The city newspaper reported on the meeting between the school board and Coach Hayes. They asked him to explain. He found the statue at a rummage sale, he said. Its owner claimed it was a fertility symbol that the Mayans or the Polynesians or whoever (the name of the tribe kept changing) had used in secret rituals. Coach Hayes said he hadn't believed that – not when its price was fifteen dollars. But he'd been looking for a gimmick, he said, something to work up team spirit, especially after two horrible seasons. A kind of mascot. If the team believed the statue brought them good luck, if the statue gave them confidence, so what? No harm was done. Besides, he said, he sometimes didn't bring the statue out – to teach the players to depend on themselves. The team had lost on those occasions, true, but as a consequence they'd tried harder next time. There was nothing mysterious about it. A dramatic gimmick, that's all. The point was, it had worked. The team had been winning championships ever since. School spirit had never been better.

"What about the statue's name?" a school board member asked.

"That came later. In the third winning season.

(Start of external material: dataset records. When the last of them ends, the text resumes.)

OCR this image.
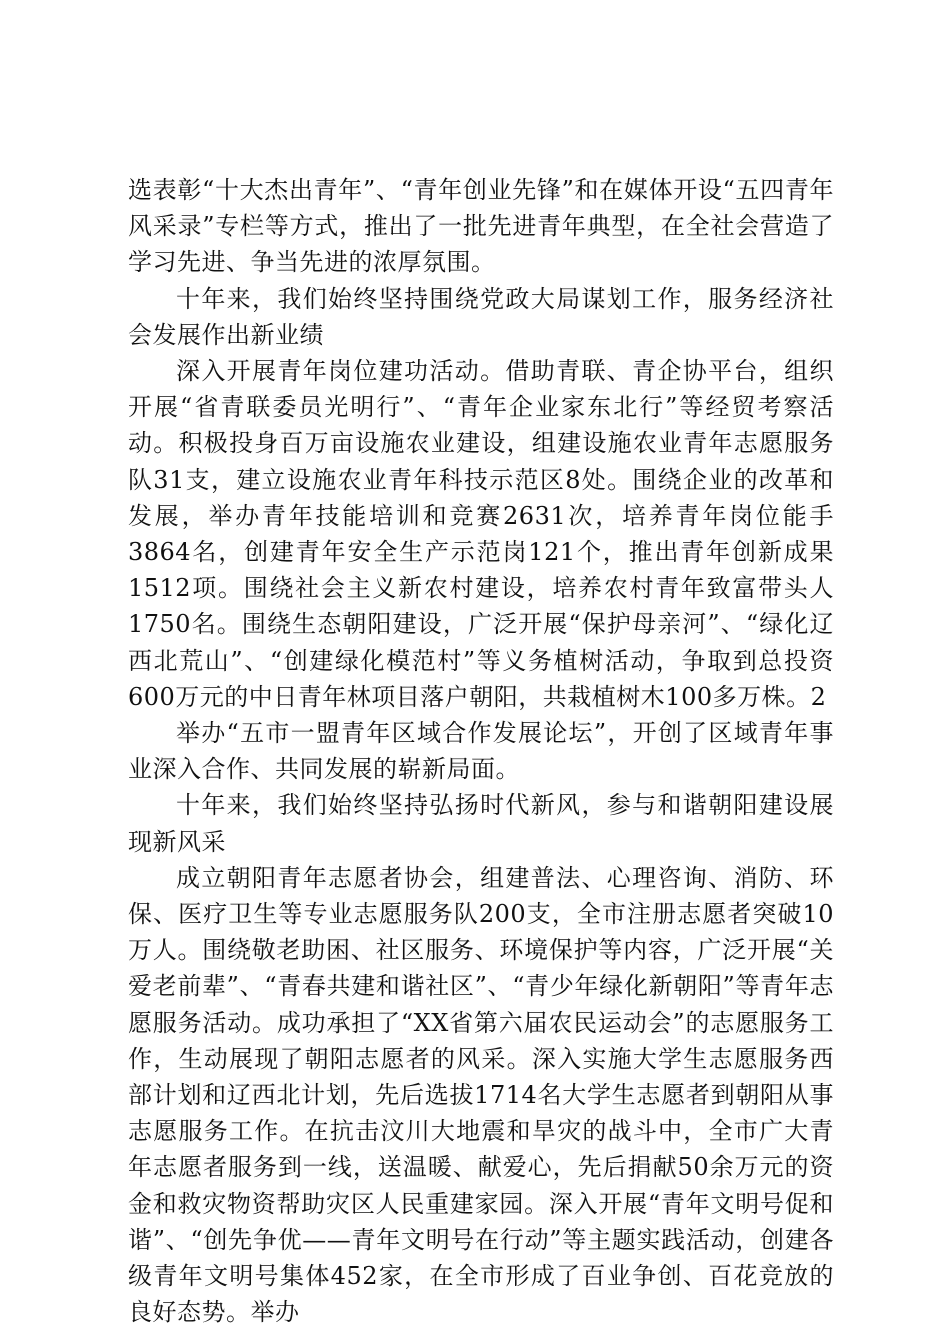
选表彰“十大杰出青年”、“青年创业先锋”和在媒体开设“五四青年风采录”专栏等方式，推出了一批先进青年典型，在全社会营造了学习先进、争当先进的浓厚氛围。

十年来，我们始终坚持围绕党政大局谋划工作，服务经济社会发展作出新业绩

深入开展青年岗位建功活动。借助青联、青企协平台，组织开展“省青联委员光明行”、“青年企业家东北行”等经贸考察活动。积极投身百万亩设施农业建设，组建设施农业青年志愿服务队31支，建立设施农业青年科技示范区8处。围绕企业的改革和发展，举办青年技能培训和竞赛2631次，培养青年岗位能手3864名，创建青年安全生产示范岗121个，推出青年创新成果1512项。围绕社会主义新农村建设，培养农村青年致富带头人1750名。围绕生态朝阳建设，广泛开展“保护母亲河”、“绿化辽西北荒山”、“创建绿化模范村”等义务植树活动，争取到总投资600万元的中日青年林项目落户朝阳，共栽植树木100多万株。2

举办“五市一盟青年区域合作发展论坛”，开创了区域青年事业深入合作、共同发展的崭新局面。

十年来，我们始终坚持弘扬时代新风，参与和谐朝阳建设展现新风采

成立朝阳青年志愿者协会，组建普法、心理咨询、消防、环保、医疗卫生等专业志愿服务队200支，全市注册志愿者突破10万人。围绕敬老助困、社区服务、环境保护等内容，广泛开展“关爱老前辈”、“青春共建和谐社区”、“青少年绿化新朝阳”等青年志愿服务活动。成功承担了“XX省第六届农民运动会”的志愿服务工作，生动展现了朝阳志愿者的风采。深入实施大学生志愿服务西部计划和辽西北计划，先后选拔1714名大学生志愿者到朝阳从事志愿服务工作。在抗击汶川大地震和旱灾的战斗中，全市广大青年志愿者服务到一线，送温暖、献爱心，先后捐献50余万元的资金和救灾物资帮助灾区人民重建家园。深入开展“青年文明号促和谐”、“创先争优——青年文明号在行动”等主题实践活动，创建各级青年文明号集体452家，在全市形成了百业争创、百花竞放的良好态势。举办
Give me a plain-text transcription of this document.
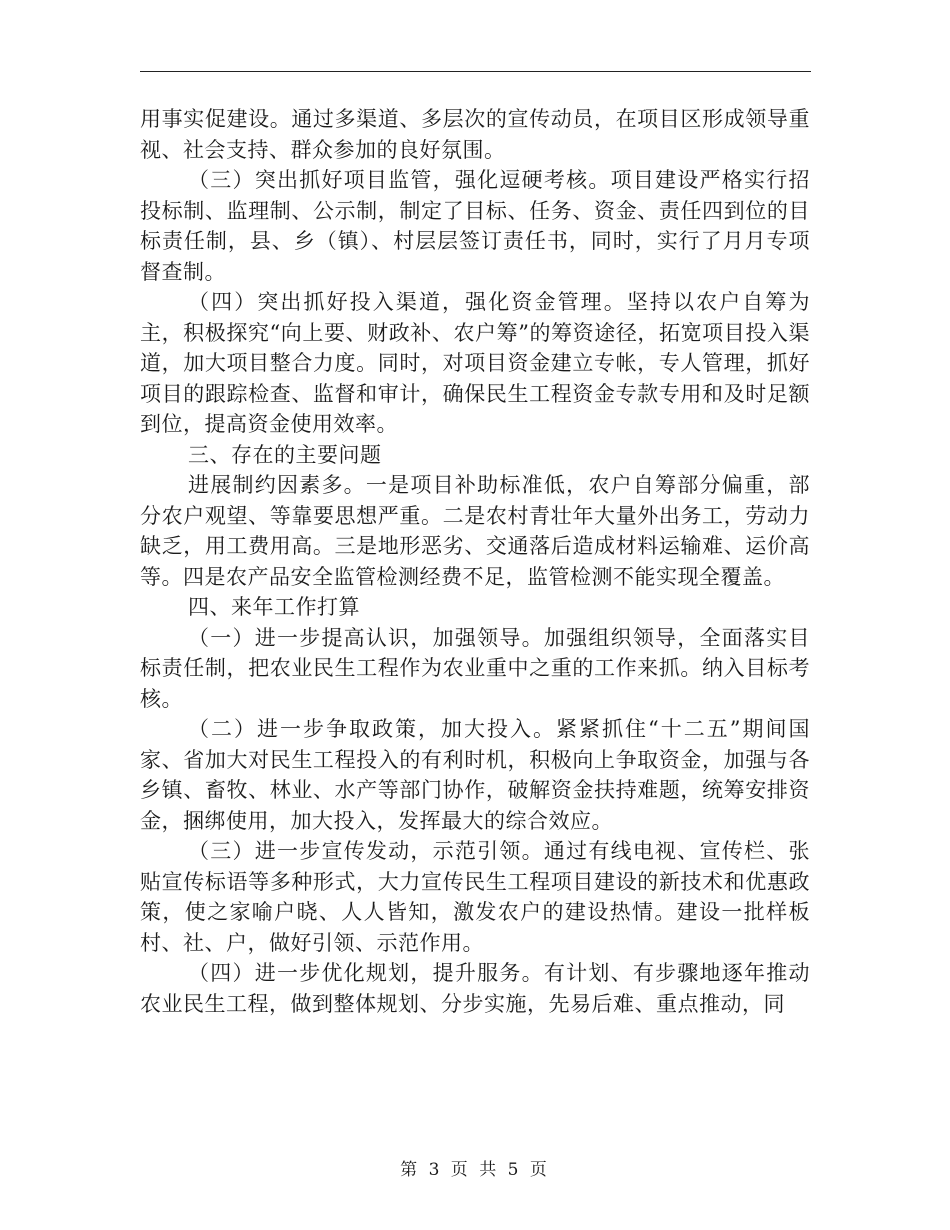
用事实促建设。通过多渠道、多层次的宣传动员，在项目区形成领导重视、社会支持、群众参加的良好氛围。

（三）突出抓好项目监管，强化逗硬考核。项目建设严格实行招投标制、监理制、公示制，制定了目标、任务、资金、责任四到位的目标责任制，县、乡（镇）、村层层签订责任书，同时，实行了月月专项督查制。

（四）突出抓好投入渠道，强化资金管理。坚持以农户自筹为主，积极探究“向上要、财政补、农户筹”的筹资途径，拓宽项目投入渠道，加大项目整合力度。同时，对项目资金建立专帐，专人管理，抓好项目的跟踪检查、监督和审计，确保民生工程资金专款专用和及时足额到位，提高资金使用效率。

三、存在的主要问题

进展制约因素多。一是项目补助标准低，农户自筹部分偏重，部分农户观望、等靠要思想严重。二是农村青壮年大量外出务工，劳动力缺乏，用工费用高。三是地形恶劣、交通落后造成材料运输难、运价高等。四是农产品安全监管检测经费不足，监管检测不能实现全覆盖。

四、来年工作打算

（一）进一步提高认识，加强领导。加强组织领导，全面落实目标责任制，把农业民生工程作为农业重中之重的工作来抓。纳入目标考核。

（二）进一步争取政策，加大投入。紧紧抓住“十二五”期间国家、省加大对民生工程投入的有利时机，积极向上争取资金，加强与各乡镇、畜牧、林业、水产等部门协作，破解资金扶持难题，统筹安排资金，捆绑使用，加大投入，发挥最大的综合效应。

（三）进一步宣传发动，示范引领。通过有线电视、宣传栏、张贴宣传标语等多种形式，大力宣传民生工程项目建设的新技术和优惠政策，使之家喻户晓、人人皆知，激发农户的建设热情。建设一批样板村、社、户，做好引领、示范作用。

（四）进一步优化规划，提升服务。有计划、有步骤地逐年推动农业民生工程，做到整体规划、分步实施，先易后难、重点推动，同

第 3 页 共 5 页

One of the players made a joke. I forget what it was. Something about good luck and all that mumbo jumbo. The phrase sort of stuck."

The school board heard him out. They held up the stacks of letters from angry parents and clergy. Their decision was final.

To show that they were willing to compromise, they let him put the statue in the glass case with the trophies the team had won in the school's front lobby.

***

The rest of the season was brutal. We lost every game. Sitting with Rebecca on the sidelines, trying to show enthusiasm for the team, I felt terrible for Joey. You could see how depressed he was, not being a winner.

West High won the championship. Monday, the big news was that over the weekend somebody had smashed the glass in the trophy case and stolen Mumbo Jumbo. Nobody knew who had it, although all of us suspected Coach Hayes. He resigned that spring. I'm told he teaches now in upstate New York. I think about him often.